Sunday, July 6, 2014

Review: Deliver Us From Evil (2014)

Deliver Us From Evil (2014)



Deliver Us From Evil is the Modern Major General of horror movies. On pretty much every level aside from being scary, it ranges from decent to pretty good. The actors all deliver solid performances, the main characters are well-written and interesting, the police investigation side of the story (the part that separates this from other exorcism movies) was very good, and it's even got a good sense of tension courtesy of experienced horror director Scott Derrickson, maker of the excellent Sinister and the alright The Exorcism of Emily Rose. The problem, though, is that it just isn't scary. Like, at all. Worse, apart from one creative scene early on involving a lion den at the Bronx Zoo, the scares it does employ are mostly cribbed from other, better supernatural horror films, particularly the climatic third-act exorcism scene that bordered on the comical but never came close to being flat-out frightening. Furthermore, the film's structure falls apart in the third act, as it suddenly asks us to care about the protagonist's wife and daughter, who until then had received little development separate from him and existed only to serve as fodder for the film's rote second-act scares. The wife's one character trait is that she's upset about how distant and married to the job he is, and the little girl is just there to look precocious and vulnerable. It's a horror film with no edge (odd for a film that earned its R rating), no creativity, and worst of all, awfully few serious scares.

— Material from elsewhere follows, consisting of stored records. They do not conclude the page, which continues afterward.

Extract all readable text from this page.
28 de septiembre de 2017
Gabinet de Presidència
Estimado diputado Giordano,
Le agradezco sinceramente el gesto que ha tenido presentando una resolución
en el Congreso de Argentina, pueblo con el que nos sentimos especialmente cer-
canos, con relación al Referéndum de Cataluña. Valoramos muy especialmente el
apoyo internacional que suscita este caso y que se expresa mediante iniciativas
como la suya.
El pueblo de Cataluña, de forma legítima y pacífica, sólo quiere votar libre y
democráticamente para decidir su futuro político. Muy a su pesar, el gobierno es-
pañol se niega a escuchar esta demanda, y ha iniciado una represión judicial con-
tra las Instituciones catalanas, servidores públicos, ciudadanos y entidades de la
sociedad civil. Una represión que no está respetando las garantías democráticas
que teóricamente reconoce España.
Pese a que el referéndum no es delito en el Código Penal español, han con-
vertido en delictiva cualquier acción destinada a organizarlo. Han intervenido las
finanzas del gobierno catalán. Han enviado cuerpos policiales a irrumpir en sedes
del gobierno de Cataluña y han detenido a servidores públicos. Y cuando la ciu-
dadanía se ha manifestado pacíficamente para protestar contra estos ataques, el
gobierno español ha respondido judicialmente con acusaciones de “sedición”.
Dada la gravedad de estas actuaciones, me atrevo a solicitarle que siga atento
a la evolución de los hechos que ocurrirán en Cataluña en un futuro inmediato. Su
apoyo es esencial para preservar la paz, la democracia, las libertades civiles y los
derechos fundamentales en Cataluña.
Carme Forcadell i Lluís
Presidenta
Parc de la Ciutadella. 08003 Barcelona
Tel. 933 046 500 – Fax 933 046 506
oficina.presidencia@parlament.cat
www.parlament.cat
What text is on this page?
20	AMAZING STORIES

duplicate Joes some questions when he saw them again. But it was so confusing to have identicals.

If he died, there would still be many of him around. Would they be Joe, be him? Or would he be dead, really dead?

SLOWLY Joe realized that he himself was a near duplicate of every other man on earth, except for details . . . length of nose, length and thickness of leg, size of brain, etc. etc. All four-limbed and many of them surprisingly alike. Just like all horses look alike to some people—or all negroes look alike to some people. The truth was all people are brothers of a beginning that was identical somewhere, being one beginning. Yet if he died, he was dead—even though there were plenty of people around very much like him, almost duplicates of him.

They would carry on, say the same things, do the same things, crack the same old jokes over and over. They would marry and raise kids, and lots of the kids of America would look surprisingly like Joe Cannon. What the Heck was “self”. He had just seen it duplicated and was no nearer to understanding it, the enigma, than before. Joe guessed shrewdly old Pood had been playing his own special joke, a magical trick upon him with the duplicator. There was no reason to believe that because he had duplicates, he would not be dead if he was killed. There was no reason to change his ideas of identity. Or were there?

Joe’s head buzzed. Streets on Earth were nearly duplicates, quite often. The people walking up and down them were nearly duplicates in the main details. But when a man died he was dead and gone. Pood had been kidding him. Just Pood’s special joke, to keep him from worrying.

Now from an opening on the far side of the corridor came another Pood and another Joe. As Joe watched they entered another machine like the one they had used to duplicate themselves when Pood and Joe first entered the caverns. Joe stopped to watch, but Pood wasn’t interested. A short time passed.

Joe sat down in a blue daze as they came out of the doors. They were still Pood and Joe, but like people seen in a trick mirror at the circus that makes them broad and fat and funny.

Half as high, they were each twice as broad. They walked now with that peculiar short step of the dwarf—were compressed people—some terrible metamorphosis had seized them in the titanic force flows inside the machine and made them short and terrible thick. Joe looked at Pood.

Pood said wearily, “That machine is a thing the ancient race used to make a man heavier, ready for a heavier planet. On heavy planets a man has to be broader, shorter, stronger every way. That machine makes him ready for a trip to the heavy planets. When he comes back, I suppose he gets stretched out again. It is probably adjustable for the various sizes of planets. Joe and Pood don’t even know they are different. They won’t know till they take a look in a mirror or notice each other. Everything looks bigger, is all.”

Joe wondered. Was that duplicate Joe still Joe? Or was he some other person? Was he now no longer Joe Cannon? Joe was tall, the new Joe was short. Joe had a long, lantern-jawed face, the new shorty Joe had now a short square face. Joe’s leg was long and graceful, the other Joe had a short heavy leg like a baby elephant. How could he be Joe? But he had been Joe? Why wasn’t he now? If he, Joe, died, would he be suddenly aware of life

It's a serious shame, too, because this is a film that gets just about every other part of the equation right. Eric Bana's NYPD officer Ralph Sarchie was a great character, well-written and well-acted. I was seriously interested in this guy, in his attempts to cope with the emotional trauma of his job, in his legitimately dark past as a cop, and in his journey to redemption and coming to terms with what he had done. In a better horror film, Ralph Sarchie would've been an excellent protagonist, not least because the film is an adaptation of the real Sarchie's memoirs (having never read them, I can't vouch for how closely the film sticks to the book, or whether or not the book itself is stretching the truth) yet doesn't turn him into an obviously heroic "Mary Sue". Edgar Ramirez was also great as Father Mendoza, the religious foil to Sarchie's skeptic, with the confession scene near the end serving as a showcase for both actors and a great exploration of their characters. Even Olivia Munn and Joel McHale, two actors whose backgrounds are in comedy, take their thankless roles as Sarchie's wife and partner and make them interesting, often in spite of the script. Lastly, when not cribbing frights from other movies, director Scott Derrickson succeeds in making this film look straight-up creepy, making me wish that much more that there were any payoff to the layers of tension that he weaves through this film's "scary" moments. I frequently got shades of the man who made Sinister, one of the few truly creative "found footage" horror movies I've seen in a long time, which makes me wish that he had a better script to work with here.

Score: 2 out of 5

The fact that it handled its human side so well made me wish that much more that Deliver Us From Evil wasn't such a rote, by-the-numbers affair as a horror movie. Even if you're desperate to see a good fright-fest in theaters, you'd be better off staying home and watching one of the dozens of films that have done this sort of material much better.